Turkey’s Constitutional Court also functions as the Supreme State Council to hear cases brought against the country’s highest officials for crimes related to their official duties.

The opposition leader’s statements came after Erdoğan Bayraktar, the former Turkish minister of environment and urban planning and one of the four ministers implicated in the 2013 probes, recently confirmed the validity of charges against him in connection with the graft scandal that had shaken the Turkish government to the core in 2013.

Bayraktar on Sunday revealed in an interview posted on YouTube that the evidence against him included in the case file of the December 17-25 bribery and corruption investigations was genuine and not doctored as alleged by the Justice and Development Party (AKP) government.

In the aftermath of Bayraktar’s remarks, Presidential High Advisory Board member Cemil Çiçek, also a former justice minister and parliament speaker from the ruling AKP, indicated that the case files of Bayraktar, ex-Economy Minister Zafer Çağlayan, ex-Interior Minister Muammer Güler and ex-EU Affairs Minister Egemen Bağış, who were implicated in 2013 graft probes, should have been seen by the Supreme State Council.

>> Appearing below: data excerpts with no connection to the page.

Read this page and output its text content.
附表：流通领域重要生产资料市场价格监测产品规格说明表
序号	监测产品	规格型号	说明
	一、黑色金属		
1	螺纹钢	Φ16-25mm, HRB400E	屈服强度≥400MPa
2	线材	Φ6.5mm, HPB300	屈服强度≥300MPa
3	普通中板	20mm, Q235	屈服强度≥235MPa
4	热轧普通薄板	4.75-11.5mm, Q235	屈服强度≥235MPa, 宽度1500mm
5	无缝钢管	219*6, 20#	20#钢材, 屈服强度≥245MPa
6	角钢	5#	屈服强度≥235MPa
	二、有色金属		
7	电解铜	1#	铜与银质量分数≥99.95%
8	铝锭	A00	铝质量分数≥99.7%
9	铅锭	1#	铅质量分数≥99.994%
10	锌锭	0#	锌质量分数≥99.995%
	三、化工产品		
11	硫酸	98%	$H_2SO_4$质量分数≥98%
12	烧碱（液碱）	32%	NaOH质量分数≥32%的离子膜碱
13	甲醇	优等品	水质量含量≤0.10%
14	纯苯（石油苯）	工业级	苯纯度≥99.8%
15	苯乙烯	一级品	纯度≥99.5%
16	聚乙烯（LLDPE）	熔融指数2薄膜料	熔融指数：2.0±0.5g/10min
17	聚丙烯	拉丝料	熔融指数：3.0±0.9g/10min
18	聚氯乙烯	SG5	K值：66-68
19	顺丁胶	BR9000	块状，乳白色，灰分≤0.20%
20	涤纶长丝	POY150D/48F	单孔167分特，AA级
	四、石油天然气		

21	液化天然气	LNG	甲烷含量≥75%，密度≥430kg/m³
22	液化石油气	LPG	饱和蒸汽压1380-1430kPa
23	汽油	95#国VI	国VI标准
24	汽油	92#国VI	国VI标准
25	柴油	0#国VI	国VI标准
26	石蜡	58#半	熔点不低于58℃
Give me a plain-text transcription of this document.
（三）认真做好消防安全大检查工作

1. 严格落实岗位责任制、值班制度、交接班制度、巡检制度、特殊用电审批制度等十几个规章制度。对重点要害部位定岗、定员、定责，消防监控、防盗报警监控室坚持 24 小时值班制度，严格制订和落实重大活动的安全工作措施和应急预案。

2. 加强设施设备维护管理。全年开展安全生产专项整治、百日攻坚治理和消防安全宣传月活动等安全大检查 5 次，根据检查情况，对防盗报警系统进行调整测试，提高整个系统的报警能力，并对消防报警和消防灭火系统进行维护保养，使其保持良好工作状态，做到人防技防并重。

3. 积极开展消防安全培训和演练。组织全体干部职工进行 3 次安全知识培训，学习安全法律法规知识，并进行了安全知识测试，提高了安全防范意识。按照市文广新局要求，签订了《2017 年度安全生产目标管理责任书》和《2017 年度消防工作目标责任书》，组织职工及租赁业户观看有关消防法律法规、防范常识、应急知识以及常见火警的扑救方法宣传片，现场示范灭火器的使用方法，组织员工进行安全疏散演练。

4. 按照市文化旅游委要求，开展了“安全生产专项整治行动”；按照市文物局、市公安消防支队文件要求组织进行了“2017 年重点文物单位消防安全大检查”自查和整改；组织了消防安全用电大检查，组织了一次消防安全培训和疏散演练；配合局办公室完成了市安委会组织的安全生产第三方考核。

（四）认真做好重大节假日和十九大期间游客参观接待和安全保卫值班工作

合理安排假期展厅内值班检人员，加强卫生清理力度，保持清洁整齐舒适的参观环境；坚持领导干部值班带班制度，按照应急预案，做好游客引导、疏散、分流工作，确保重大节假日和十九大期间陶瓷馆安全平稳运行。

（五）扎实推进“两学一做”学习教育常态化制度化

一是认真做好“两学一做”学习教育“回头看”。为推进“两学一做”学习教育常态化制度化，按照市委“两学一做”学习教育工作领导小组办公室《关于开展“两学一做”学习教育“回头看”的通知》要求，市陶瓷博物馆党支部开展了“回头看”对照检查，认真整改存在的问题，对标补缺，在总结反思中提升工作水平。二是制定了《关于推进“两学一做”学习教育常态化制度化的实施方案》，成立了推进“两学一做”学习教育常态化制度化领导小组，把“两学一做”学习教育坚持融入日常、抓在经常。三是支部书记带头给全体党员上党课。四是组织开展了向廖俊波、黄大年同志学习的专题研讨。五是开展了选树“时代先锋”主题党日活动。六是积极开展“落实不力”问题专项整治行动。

A 14-member parliamentary committee that included nine lawmakers from the ruling AKP and five from the opposition decided against the trial of the four former ministers by majority vote back in 2015.

Hakkı Köylü, the former head of the committee that was established by the Turkish Parliament to investigate the ex-ministers accused of bribery and corruption in late 2013, stated earlier this week that revisiting the probe might be discussed only if new evidence emerges, while many in Turkey argue Bayraktar’s confirmation of the authenticity of the evidence against him should be considered new evidence.

Underlining that recent statements of both Bayraktar and Çiçek regarding the 2013 probes were highly important, Akşener added that there was a great benefit in sending the cases of the four former ministers to the Supreme State Council to have them tried for bribery and corruption.

The graft scandal that erupted with the arrest of the sons of three then-ministers from the ruling AKP, Iranian-Turkish businessman Reza Zarrab, the director of a state-owned bank, a district mayor and many more on December 17, 2013, also implicated the children of then-prime minister and current President Recep Tayyip Erdoğan.

Despite the scandal resulting in the resignation of the cabinet members, the investigation was dropped after prosecutors and police chiefs were removed from the case. Erdoğan, officials of the AKP and the pro-government media have described the investigation as an attempt to overthrow the government.

Dismissing the investigations as a conspiracy against his government by the Gülen movement, a group inspired by Muslim cleric Fethullah Gülen, Erdoğan designated the faith-based movement as a terrorist organization and began to target its members.

He locked up thousands, including many prosecutors, judges and police officers involved in the investigation.

Bayraktar’s revelations came as a blow to Erdoğan’s claim that the corruption scandal was fabricated by sympathizers of the Gülen movement within the police department with the aim of overthrowing his government.